The Conchords stay strong this week "in a city of pressure" and have me wondering just how they keep a straight face through it all. I'm really starting to fall in love with these guys (
not in a Mel sort of way), and I think this episode may have had me laughing harder than the premiere. Let's see why....
Life in the concrete jungle finally sets in and the boys realize that having no gigs has left them poor and hungry. The opening scene in this episode had me rushing through an outburst of laughter so I wouldn't miss the next line. Bret, being the thoughtful (or perhaps thoughtless?) roommate that he is, decides that on his way home, he'll pick up some groceries - literally, off the street. Jemaine is so excited that he digs right into the sandwich before asking Bret how he paid for the food. A few bites in, Bret casually tells him, "It was free, I found it on the street; someone didn't want it." Jemaine's gag refluxes barely shook Bret. By the look on his face, as far as he was concerned, he was salvaging good food going to waste. Way to be practical, Bret.
Now, it wouldn't be a
true Conchord experience without a clever little tune to make us laugh - out loud, of course. With the exception of the hilarious lyrics in Bret's song to Coco the coworker, "Oh my god, she's so hot, she so flipping hot, she's like a curry, she's so hot, she's making me sexist," this episode definitely sang out more dialogue than lyrics. I loved that this episode focused on the dialogue between the characters. The musical parodies in the last episode were without question entertaining, as were the shorter musical snacks in this episode. But truth be told? I actually really enjoyed a little less music and a lot more chatting between the boys.

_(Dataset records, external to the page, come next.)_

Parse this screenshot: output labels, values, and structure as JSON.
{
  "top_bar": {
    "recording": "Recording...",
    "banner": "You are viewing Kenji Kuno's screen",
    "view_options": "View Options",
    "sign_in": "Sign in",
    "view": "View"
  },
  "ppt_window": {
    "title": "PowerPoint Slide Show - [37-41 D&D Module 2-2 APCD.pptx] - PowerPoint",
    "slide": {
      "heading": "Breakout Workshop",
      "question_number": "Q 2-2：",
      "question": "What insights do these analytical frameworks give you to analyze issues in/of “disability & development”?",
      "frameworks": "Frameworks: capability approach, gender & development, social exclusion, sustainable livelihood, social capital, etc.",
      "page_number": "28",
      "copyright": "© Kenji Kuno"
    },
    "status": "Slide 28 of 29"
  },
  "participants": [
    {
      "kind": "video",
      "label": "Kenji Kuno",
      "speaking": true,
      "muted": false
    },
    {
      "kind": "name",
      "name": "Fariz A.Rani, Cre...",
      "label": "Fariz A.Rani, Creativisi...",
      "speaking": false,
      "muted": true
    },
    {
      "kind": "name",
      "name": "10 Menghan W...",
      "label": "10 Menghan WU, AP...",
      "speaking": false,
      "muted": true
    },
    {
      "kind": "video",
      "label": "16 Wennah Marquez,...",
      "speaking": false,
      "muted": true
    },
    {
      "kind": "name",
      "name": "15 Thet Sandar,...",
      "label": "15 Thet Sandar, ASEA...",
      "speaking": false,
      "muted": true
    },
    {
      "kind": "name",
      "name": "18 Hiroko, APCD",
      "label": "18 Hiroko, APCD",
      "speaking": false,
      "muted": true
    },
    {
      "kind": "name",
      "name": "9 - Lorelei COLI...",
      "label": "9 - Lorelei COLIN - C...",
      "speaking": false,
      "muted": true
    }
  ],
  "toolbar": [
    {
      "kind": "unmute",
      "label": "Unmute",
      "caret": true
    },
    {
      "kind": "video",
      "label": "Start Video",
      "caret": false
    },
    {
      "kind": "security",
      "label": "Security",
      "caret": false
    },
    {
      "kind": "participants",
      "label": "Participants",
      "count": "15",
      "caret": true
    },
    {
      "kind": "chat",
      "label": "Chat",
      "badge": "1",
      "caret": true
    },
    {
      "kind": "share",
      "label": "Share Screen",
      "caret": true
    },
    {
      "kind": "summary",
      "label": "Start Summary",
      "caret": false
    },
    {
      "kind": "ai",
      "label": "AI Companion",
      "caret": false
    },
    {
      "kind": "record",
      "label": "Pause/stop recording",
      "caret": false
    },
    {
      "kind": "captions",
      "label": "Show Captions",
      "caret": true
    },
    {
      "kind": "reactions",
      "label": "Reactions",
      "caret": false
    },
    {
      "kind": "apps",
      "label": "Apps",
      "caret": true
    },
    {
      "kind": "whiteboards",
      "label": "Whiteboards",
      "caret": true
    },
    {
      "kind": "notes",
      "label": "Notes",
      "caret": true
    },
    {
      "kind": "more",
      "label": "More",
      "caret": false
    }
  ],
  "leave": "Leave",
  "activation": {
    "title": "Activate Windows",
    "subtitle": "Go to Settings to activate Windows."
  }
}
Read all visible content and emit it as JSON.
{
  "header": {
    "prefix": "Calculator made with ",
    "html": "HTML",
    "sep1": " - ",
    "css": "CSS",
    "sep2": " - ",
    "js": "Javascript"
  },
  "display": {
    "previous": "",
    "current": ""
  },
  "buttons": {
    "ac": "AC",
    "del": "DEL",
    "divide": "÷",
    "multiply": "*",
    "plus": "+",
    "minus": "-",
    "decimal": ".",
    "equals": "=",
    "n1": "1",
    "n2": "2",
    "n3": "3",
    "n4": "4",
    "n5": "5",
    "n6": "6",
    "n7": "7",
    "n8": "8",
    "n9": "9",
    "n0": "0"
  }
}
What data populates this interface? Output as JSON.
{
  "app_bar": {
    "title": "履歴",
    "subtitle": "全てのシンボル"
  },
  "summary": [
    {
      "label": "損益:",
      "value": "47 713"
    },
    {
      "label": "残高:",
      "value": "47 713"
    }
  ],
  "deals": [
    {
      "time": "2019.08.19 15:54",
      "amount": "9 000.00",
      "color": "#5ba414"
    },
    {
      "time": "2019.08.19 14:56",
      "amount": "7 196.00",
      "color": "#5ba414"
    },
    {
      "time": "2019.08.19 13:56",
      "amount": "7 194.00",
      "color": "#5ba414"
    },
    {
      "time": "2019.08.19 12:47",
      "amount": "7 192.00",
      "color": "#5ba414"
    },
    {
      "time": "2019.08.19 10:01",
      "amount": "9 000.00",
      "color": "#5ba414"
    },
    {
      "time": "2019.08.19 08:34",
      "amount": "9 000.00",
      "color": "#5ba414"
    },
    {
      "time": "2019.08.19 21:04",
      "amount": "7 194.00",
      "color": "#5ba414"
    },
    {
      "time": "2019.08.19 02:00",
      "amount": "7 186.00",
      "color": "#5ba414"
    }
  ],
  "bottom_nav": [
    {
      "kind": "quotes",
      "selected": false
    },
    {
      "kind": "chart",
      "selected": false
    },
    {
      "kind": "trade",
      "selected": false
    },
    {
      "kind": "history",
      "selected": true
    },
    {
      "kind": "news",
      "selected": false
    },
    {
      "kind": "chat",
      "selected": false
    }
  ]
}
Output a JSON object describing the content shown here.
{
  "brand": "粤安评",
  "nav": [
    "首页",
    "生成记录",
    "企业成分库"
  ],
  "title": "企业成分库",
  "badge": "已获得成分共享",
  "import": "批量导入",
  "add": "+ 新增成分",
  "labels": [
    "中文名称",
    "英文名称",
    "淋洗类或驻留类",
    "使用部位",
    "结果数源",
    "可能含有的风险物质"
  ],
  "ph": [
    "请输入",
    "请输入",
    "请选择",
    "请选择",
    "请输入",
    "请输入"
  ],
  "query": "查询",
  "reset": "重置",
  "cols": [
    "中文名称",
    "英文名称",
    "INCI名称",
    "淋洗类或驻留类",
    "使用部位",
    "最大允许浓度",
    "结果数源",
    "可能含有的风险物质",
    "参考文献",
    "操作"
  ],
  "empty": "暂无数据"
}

So the episode revolved around Bret's new job, holding signs for Hot Dogs and Free Phones - a journey that took us through Bret's work ethic, business suit and all. I have to hand it to him: he took the job, one that according to Jemaine "sounded like something a lamp post could do," very seriously, and it paid off... well, sort of. Bret's attitude really evolved with him realizing, "I've changed, I got a job, I have a career, I drink coffee now." This naturally only added fuel to Jemaine's frustration with his absence from band practice. Jemaine went solo at the trade-show gig, and improvised with a tape recording of Bret. When Bret finally arrived, he learned he'd been replaced.
The Bret vs Tape debate had me a little scared for Bret. The odds were definately not is his favor. I was sure the tape was going to win since it was more compact, easier to carry, and more cost-efficient (no subway fees). But there was one thing that the tape couldn't compete with: Bret was alive. And the tape? Not so fortunate. I did appreciate the old-school flashback with the tape winding. You knew the moment that tape was being pulled out of Jemaine's pocket, the zipper would snag a bite of it. Old tricks never fail, though: the pencil-and-turn winding method worked in the end. Back in the day, the common end result for me was exactly what Murray and Jemaine were left with: a sore hand and a whole lot of wasted ribbon.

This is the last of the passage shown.